The workforce is building back up, and area firms added 500 construction jobs in the past year as building began or continued on major projects, such as Dayton Children’s Hospital’s new eight-story patient tower on its near-downtown campus, Cincinnati Children’s Hospital addition in Liberty Twp.and the Love Truck Stop in Springfield.
But construction activity is snapping up workers faster than they become available, according to Kathleen Unger, executive director of the Greater Dayton Home Builders Association (GDHBA).
“New jobs are coming online, but there is still a big shortage of qualified people to do all the work,” Unger said. “Contractors that do have people in those positions are worried because they can only handle so much work at one time. If you need more and more and more from your subcontractors, eventually they’re going to have to start turning jobs down.”
To cope, contractors have been forced to offer bonuses, raise wages and offer other financial incentives to attract and retain skilled workers. In Ohio, 53 percent of construction firms said they increased pay, benefits or both for hourly craft or salaried personnel in the last year because of difficulty in filling positions, according to the AGCA survey.
“My builders tell me that carpenters, people who are really good at framing, good electricians, plumbers…they are desperate for those people to come in, and you can make a really amazing living doing it,” Unger said.

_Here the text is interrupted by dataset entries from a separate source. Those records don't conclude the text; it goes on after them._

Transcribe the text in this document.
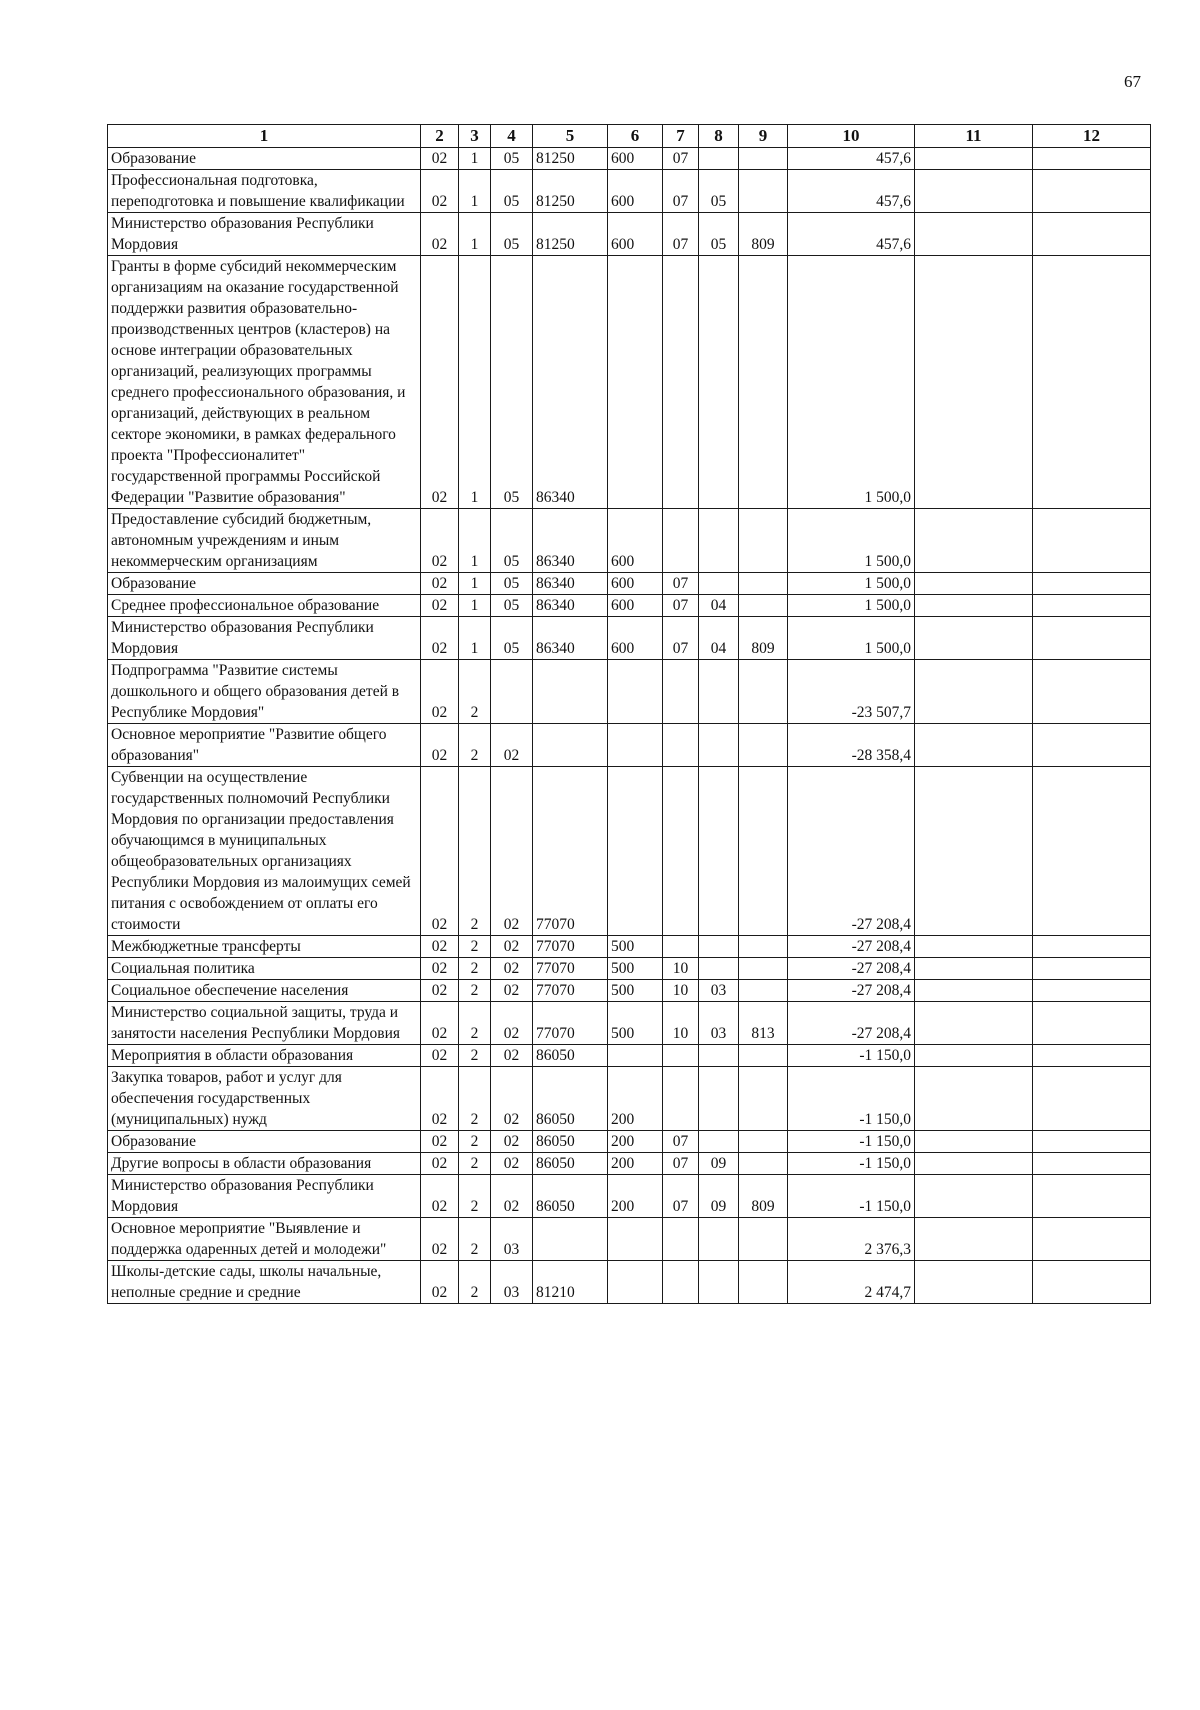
67
1	2	3	4	5	6	7	8	9	10	11	12
Образование	02	1	05	81250	600	07			457,6		
Профессиональная подготовка, переподготовка и повышение квалификации	02	1	05	81250	600	07	05		457,6		
Министерство образования Республики Мордовия	02	1	05	81250	600	07	05	809	457,6		
Гранты в форме субсидий некоммерческим организациям на оказание государственной поддержки развития образовательно-производственных центров (кластеров) на основе интеграции образовательных организаций, реализующих программы среднего профессионального образования, и организаций, действующих в реальном секторе экономики, в рамках федерального проекта "Профессионалитет" государственной программы Российской Федерации "Развитие образования"	02	1	05	86340					1 500,0		
Предоставление субсидий бюджетным, автономным учреждениям и иным некоммерческим организациям	02	1	05	86340	600				1 500,0		
Образование	02	1	05	86340	600	07			1 500,0		
Среднее профессиональное образование	02	1	05	86340	600	07	04		1 500,0		
Министерство образования Республики Мордовия	02	1	05	86340	600	07	04	809	1 500,0		
Подпрограмма "Развитие системы дошкольного и общего образования детей в Республике Мордовия"	02	2							-23 507,7		
Основное мероприятие "Развитие общего образования"	02	2	02						-28 358,4		
Субвенции на осуществление государственных полномочий Республики Мордовия по организации предоставления обучающимся в муниципальных общеобразовательных организациях Республики Мордовия из малоимущих семей питания с освобождением от оплаты его стоимости	02	2	02	77070					-27 208,4		
Межбюджетные трансферты	02	2	02	77070	500				-27 208,4		
Социальная политика	02	2	02	77070	500	10			-27 208,4		
Социальное обеспечение населения	02	2	02	77070	500	10	03		-27 208,4		
Министерство социальной защиты, труда и занятости населения Республики Мордовия	02	2	02	77070	500	10	03	813	-27 208,4		
Мероприятия в области образования	02	2	02	86050					-1 150,0		
Закупка товаров, работ и услуг для обеспечения государственных (муниципальных) нужд	02	2	02	86050	200				-1 150,0		
Образование	02	2	02	86050	200	07			-1 150,0		
Другие вопросы в области образования	02	2	02	86050	200	07	09		-1 150,0		
Министерство образования Республики Мордовия	02	2	02	86050	200	07	09	809	-1 150,0		
Основное мероприятие "Выявление и поддержка одаренных детей и молодежи"	02	2	03						2 376,3		
Школы-детские сады, школы начальные, неполные средние и средние	02	2	03	81210					2 474,7		
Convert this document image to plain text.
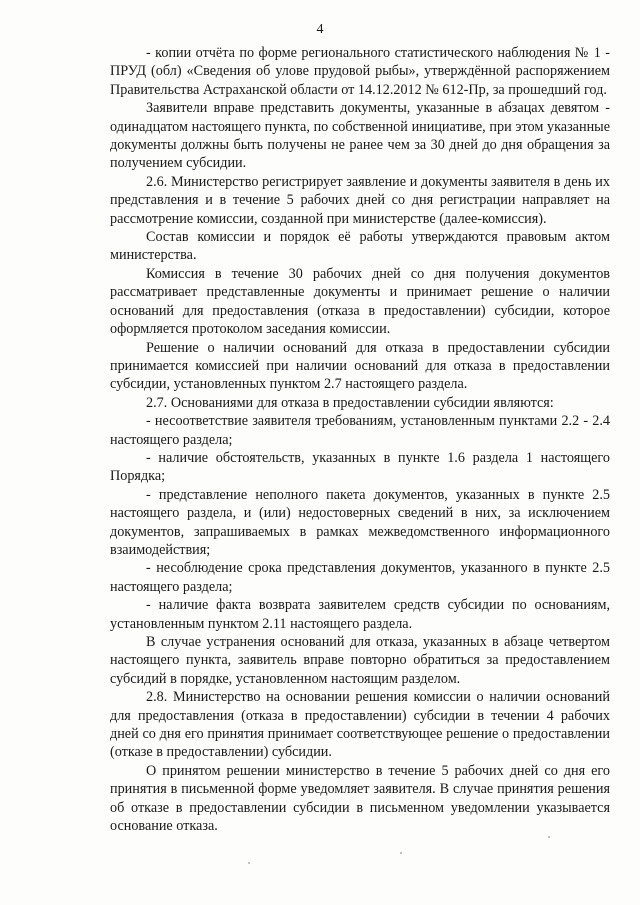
4

- копии отчёта по форме регионального статистического наблюдения № 1 - ПРУД (обл) «Сведения об улове прудовой рыбы», утверждённой распоряжением Правительства Астраханской области от 14.12.2012 № 612-Пр, за прошедший год.

Заявители вправе представить документы, указанные в абзацах девятом - одинадцатом настоящего пункта, по собственной инициативе, при этом указанные документы должны быть получены не ранее чем за 30 дней до дня обращения за получением субсидии.

2.6. Министерство регистрирует заявление и документы заявителя в день их представления и в течение 5 рабочих дней со дня регистрации направляет на рассмотрение комиссии, созданной при министерстве (далее-комиссия).

Состав комиссии и порядок её работы утверждаются правовым актом министерства.

Комиссия в течение 30 рабочих дней со дня получения документов рассматривает представленные документы и принимает решение о наличии оснований для предоставления (отказа в предоставлении) субсидии, которое оформляется протоколом заседания комиссии.

Решение о наличии оснований для отказа в предоставлении субсидии принимается комиссией при наличии оснований для отказа в предоставлении субсидии, установленных пунктом 2.7 настоящего раздела.

2.7. Основаниями для отказа в предоставлении субсидии являются:

- несоответствие заявителя требованиям, установленным пунктами 2.2 - 2.4 настоящего раздела;

- наличие обстоятельств, указанных в пункте 1.6 раздела 1 настоящего Порядка;

- представление неполного пакета документов, указанных в пункте 2.5 настоящего раздела, и (или) недостоверных сведений в них, за исключением документов, запрашиваемых в рамках межведомственного информационного взаимодействия;

- несоблюдение срока представления документов, указанного в пункте 2.5 настоящего раздела;

- наличие факта возврата заявителем средств субсидии по основаниям, установленным пунктом 2.11 настоящего раздела.

В случае устранения оснований для отказа, указанных в абзаце четвертом настоящего пункта, заявитель вправе повторно обратиться за предоставлением субсидий в порядке, установленном настоящим разделом.

2.8. Министерство на основании решения комиссии о наличии оснований для предоставления (отказа в предоставлении) субсидии в течении 4 рабочих дней со дня его принятия принимает соответствующее решение о предоставлении (отказе в предоставлении) субсидии.

О принятом решении министерство в течение 5 рабочих дней со дня его принятия в письменной форме уведомляет заявителя. В случае принятия решения об отказе в предоставлении субсидии в письменном уведомлении указывается основание отказа.
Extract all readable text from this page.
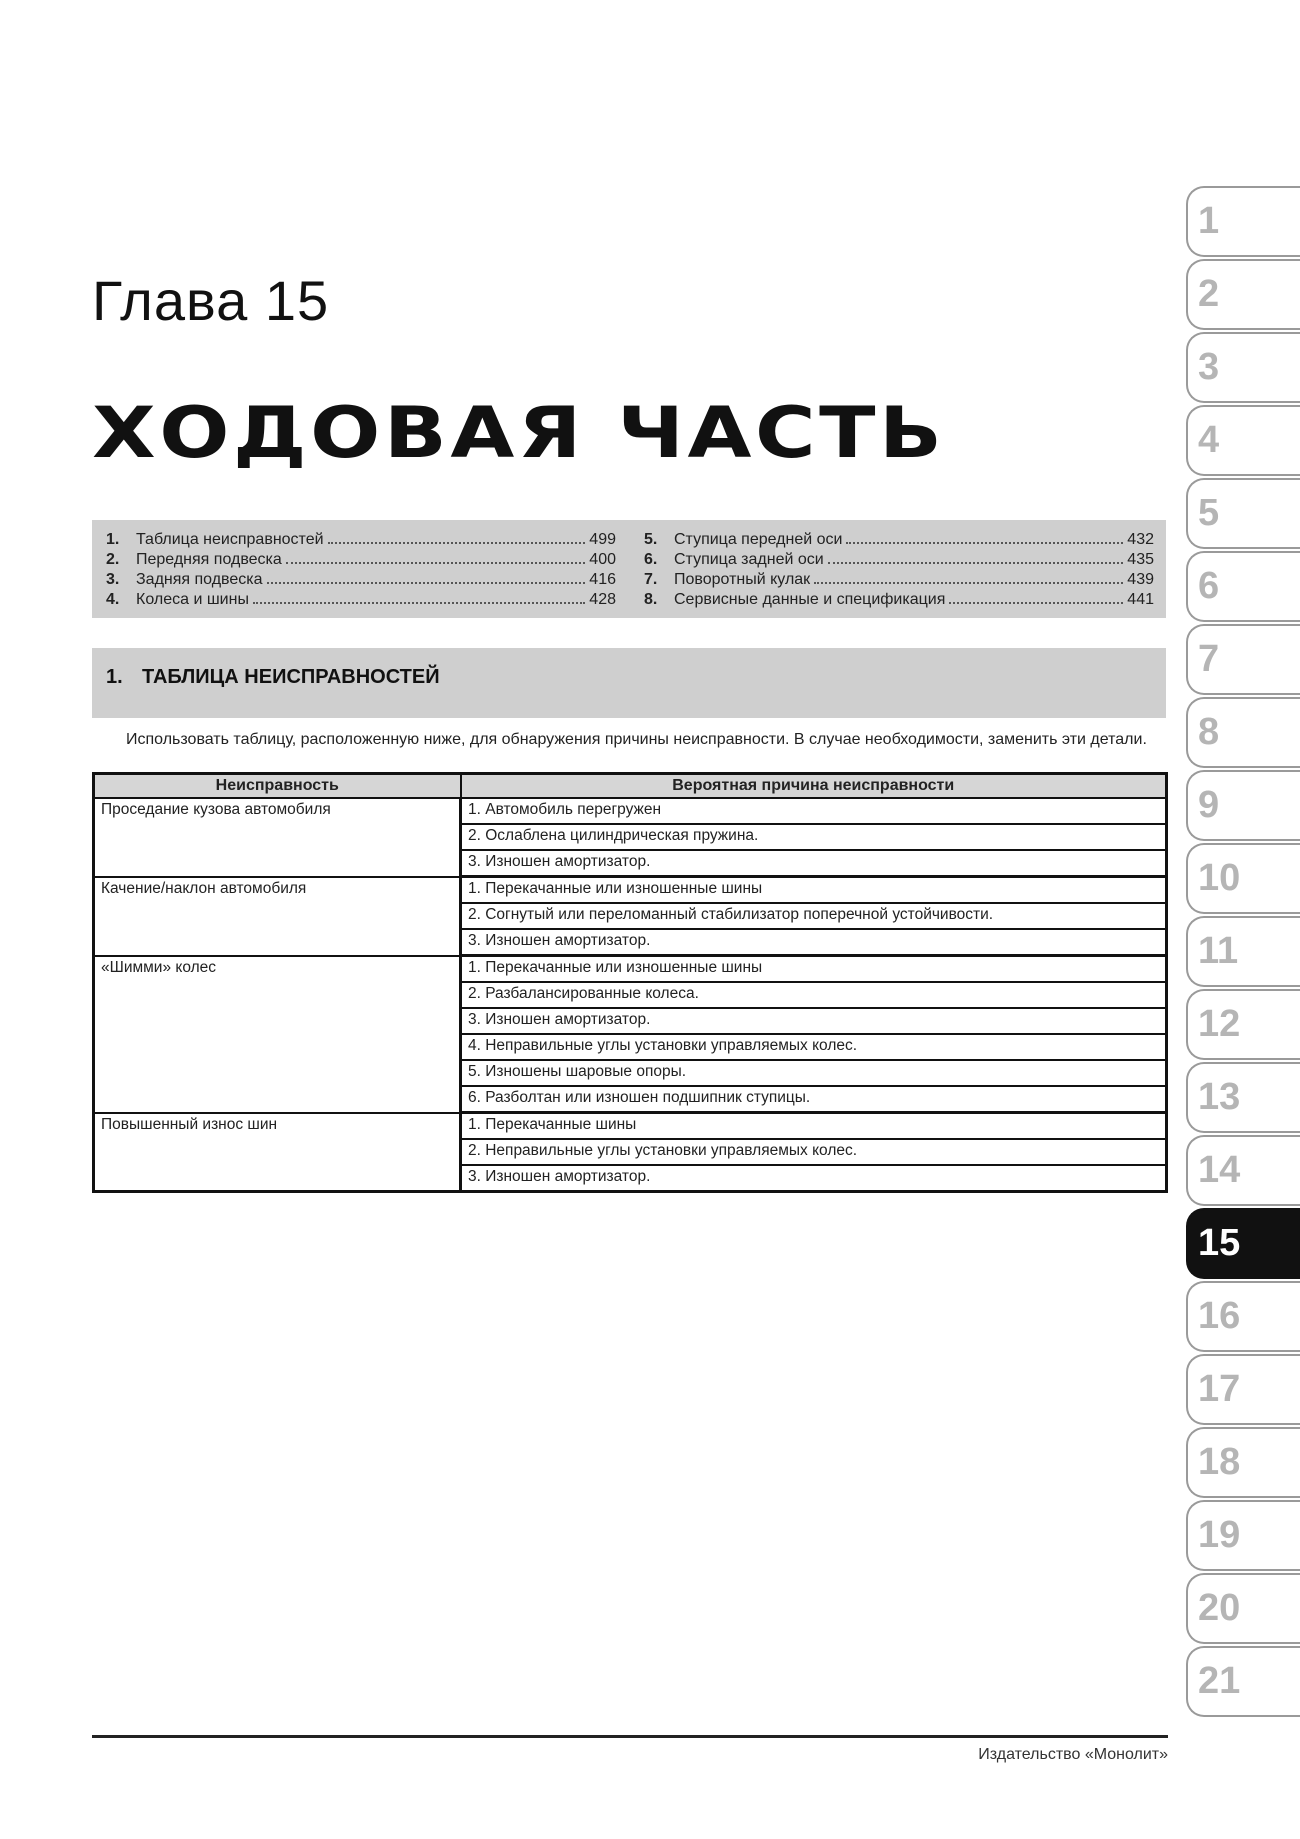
Глава 15
ХОДОВАЯ ЧАСТЬ
1.	Таблица неисправностей	499
2.	Передняя подвеска	400
3.	Задняя подвеска	416
4.	Колеса и шины	428
5.	Ступица передней оси	432
6.	Ступица задней оси	435
7.	Поворотный кулак	439
8.	Сервисные данные и спецификация	441
1. ТАБЛИЦА НЕИСПРАВНОСТЕЙ
Использовать таблицу, расположенную ниже, для обнаружения причины неисправности. В случае необходимости, заменить эти детали.
Неисправность	Вероятная причина неисправности
Проседание кузова автомобиля	1. Автомобиль перегружен
	2. Ослаблена цилиндрическая пружина.
	3. Изношен амортизатор.
Качение/наклон автомобиля	1. Перекачанные или изношенные шины
	2. Согнутый или переломанный стабилизатор поперечной устойчивости.
	3. Изношен амортизатор.
«Шимми» колес	1. Перекачанные или изношенные шины
	2. Разбалансированные колеса.
	3. Изношен амортизатор.
	4. Неправильные углы установки управляемых колес.
	5. Изношены шаровые опоры.
	6. Разболтан или изношен подшипник ступицы.
Повышенный износ шин	1. Перекачанные шины
	2. Неправильные углы установки управляемых колес.
	3. Изношен амортизатор.
1
2
3
4
5
6
7
8
9
10
11
12
13
14
15
16
17
18
19
20
21
Издательство «Монолит»
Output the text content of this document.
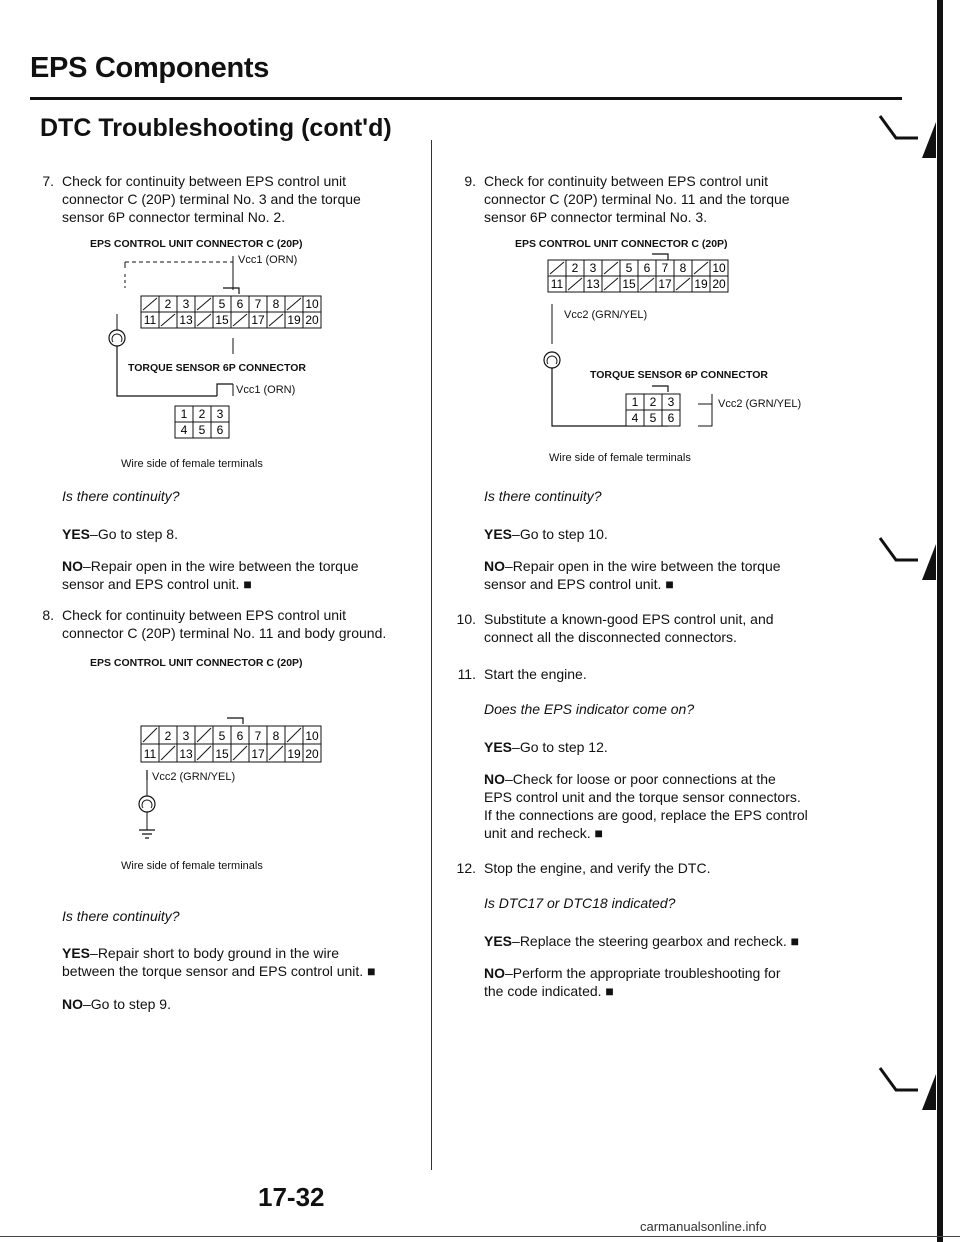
EPS Components
DTC Troubleshooting (cont'd)
7. Check for continuity between EPS control unit
connector C (20P) terminal No. 3 and the torque
sensor 6P connector terminal No. 2.
EPS CONTROL UNIT CONNECTOR C (20P)
2 3 5 6 7 8 10
11 13 15 17 19 20
1 2 3
4 5 6
Vcc1 (ORN)
TORQUE SENSOR 6P CONNECTOR
Vcc1 (ORN)
Wire side of female terminals
Is there continuity?
YES–Go to step 8.
NO–Repair open in the wire between the torque
sensor and EPS control unit. ■
8. Check for continuity between EPS control unit
connector C (20P) terminal No. 11 and body ground.
EPS CONTROL UNIT CONNECTOR C (20P)
2 3 5 6 7 8 10
11 13 15 17 19 20
Vcc2 (GRN/YEL)
Wire side of female terminals
Is there continuity?
YES–Repair short to body ground in the wire
between the torque sensor and EPS control unit. ■
NO–Go to step 9.
9. Check for continuity between EPS control unit
connector C (20P) terminal No. 11 and the torque
sensor 6P connector terminal No. 3.
EPS CONTROL UNIT CONNECTOR C (20P)
2 3 5 6 7 8 10
11 13 15 17 19 20
1 2 3
4 5 6
Vcc2 (GRN/YEL)
TORQUE SENSOR 6P CONNECTOR
Vcc2 (GRN/YEL)
Wire side of female terminals
Is there continuity?
YES–Go to step 10.
NO–Repair open in the wire between the torque
sensor and EPS control unit. ■
10. Substitute a known-good EPS control unit, and
connect all the disconnected connectors.
11. Start the engine.
Does the EPS indicator come on?
YES–Go to step 12.
NO–Check for loose or poor connections at the
EPS control unit and the torque sensor connectors.
If the connections are good, replace the EPS control
unit and recheck. ■
12. Stop the engine, and verify the DTC.
Is DTC17 or DTC18 indicated?
YES–Replace the steering gearbox and recheck. ■
NO–Perform the appropriate troubleshooting for
the code indicated. ■
17-32
carmanualsonline.info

The median annual wage for all construction and extraction occupations was $42,280 in May 2015, which was higher than the median annual wage for all occupations of $36,200, according to the latest BLS figures, which showed carpenters and electricians earning more than $40,000 and $50,000 a year, respectively.
But the skill trades have gotten a bad reputation in recent years, contributing to the lingering worker shortage from the recession, said Brian Turmail, a spokesman for the national contractors association.
“As we’ve dismantled what once was called vocational education, we’ve signaled to students that construction is not a career that people out to pursue and all students need to go to college and work in an office,” Turmail said. “Folks have followed that lead and not pursued construction careers, despite the fact they pay better than the average job in the United States.”